The Eileen Southern Initiative is a multi-year, multi-part, collaborative project at Harvard University honoring Eileen Southern and the 50th anniversary of her landmark book, The Music of Black Americans (1971). The Initiative began in 2019 as a classroom-library collaboration led by Carol J. Oja (Department of Music) and librarian Christina Linklater (Eda Kuhn Loeb Music Library). Graduate students in a seminar taught by Oja worked toward curating an exhibit of Southern’s collection to be held at the Loeb Music Library. They also conducted oral history interviews with individuals who had a connection to Southern and her world. Not long after the course ended, the COVID-19 pandemic forced the project team to pivot. The Initiative has since morphed into several components: a digital exhibit, webinars, a documentary film, a concert, and more. Harvard undergraduate and graduate students, along with librarians, archivists, musicians, media experts, and scholars, from across Harvard and around the world, have contributed to making this project a success.
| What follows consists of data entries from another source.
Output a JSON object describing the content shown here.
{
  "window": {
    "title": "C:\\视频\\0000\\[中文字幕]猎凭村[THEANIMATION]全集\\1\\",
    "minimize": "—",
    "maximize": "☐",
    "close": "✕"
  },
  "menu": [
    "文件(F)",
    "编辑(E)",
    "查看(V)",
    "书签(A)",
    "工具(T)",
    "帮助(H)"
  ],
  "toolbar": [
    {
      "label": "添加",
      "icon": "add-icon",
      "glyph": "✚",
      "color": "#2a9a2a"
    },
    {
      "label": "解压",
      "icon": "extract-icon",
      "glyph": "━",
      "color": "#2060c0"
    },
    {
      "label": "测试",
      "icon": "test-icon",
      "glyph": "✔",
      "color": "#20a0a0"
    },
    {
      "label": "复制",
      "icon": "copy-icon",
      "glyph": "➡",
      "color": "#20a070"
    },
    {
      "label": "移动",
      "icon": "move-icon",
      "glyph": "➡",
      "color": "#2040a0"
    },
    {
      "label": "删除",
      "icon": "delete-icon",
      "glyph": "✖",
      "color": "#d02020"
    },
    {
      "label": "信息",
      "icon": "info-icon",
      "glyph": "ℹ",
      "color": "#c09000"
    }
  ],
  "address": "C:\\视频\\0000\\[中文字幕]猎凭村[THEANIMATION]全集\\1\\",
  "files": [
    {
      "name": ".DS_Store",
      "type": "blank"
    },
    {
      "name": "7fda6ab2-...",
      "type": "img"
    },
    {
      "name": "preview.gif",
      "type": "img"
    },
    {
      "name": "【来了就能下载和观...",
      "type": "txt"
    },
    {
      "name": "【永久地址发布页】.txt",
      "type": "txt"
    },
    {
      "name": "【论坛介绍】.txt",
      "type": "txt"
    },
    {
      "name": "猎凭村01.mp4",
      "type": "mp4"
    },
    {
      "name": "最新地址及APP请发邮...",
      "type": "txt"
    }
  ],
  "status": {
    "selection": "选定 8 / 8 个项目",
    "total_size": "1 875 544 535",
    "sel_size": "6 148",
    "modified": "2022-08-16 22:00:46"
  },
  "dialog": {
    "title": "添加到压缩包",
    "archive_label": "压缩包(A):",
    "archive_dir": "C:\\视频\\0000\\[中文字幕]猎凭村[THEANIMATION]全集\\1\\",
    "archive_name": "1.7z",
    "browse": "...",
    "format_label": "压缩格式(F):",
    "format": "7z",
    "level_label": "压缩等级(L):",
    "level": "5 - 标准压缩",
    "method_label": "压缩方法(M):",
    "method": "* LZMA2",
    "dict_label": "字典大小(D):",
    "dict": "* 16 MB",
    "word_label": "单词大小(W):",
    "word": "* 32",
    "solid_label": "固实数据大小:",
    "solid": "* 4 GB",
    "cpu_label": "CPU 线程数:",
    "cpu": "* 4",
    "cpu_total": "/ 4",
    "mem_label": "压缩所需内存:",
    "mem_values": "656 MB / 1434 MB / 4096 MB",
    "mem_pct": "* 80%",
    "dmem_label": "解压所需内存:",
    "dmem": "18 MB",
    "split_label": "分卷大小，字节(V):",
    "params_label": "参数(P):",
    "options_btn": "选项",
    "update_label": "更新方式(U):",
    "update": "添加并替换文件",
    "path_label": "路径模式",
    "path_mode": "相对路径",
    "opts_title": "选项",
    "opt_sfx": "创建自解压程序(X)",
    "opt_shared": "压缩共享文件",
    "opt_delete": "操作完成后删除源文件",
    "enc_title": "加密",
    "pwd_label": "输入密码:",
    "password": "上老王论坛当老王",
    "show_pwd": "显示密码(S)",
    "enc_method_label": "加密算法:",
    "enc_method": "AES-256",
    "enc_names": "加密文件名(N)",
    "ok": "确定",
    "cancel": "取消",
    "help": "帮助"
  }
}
Portrait of Eileen Southern, 1986
Eileen Southern, 1986. Courtesy Lilian Kemp Photography.
Eileen Southern (1920-2002) was the first African American woman tenured in Harvard's Faculty of Arts and Sciences (1976), and new research suggests that she may have been the first Black woman tenured across all units of Harvard. She was on the ground floor in developing the Afro-American Studies Department (now African and African American Studies), serving as the department's second chair. She was also on the faculty of the Department of Music, teaching courses on Renaissance music and Black music.

 

The Music of Black Americans (W. W. Norton), represented an historic intervention into the European-dominated field of musicology, one that helped to launch the field of Black music studies. Southern conducted an extraordinary amount of archival research to recount the history of Black music in the United States; in The Music of Black Americans, Southern also placed Black classical music alongside popular music, ragtime, jazz, and, in the third edition, hip hop, revealing an unusually open-minded attitude for her day. In addition, Southern founded and edited The Black Perspective in Music (1973-1990), an academic journal produced from her home in St. Albans, Queens (New York City). Her husband Joseph Southern was its managing editor and publisher. The Black Perspective intervened in the field of musicology during an era when its signature publications were focused on European musical traditions.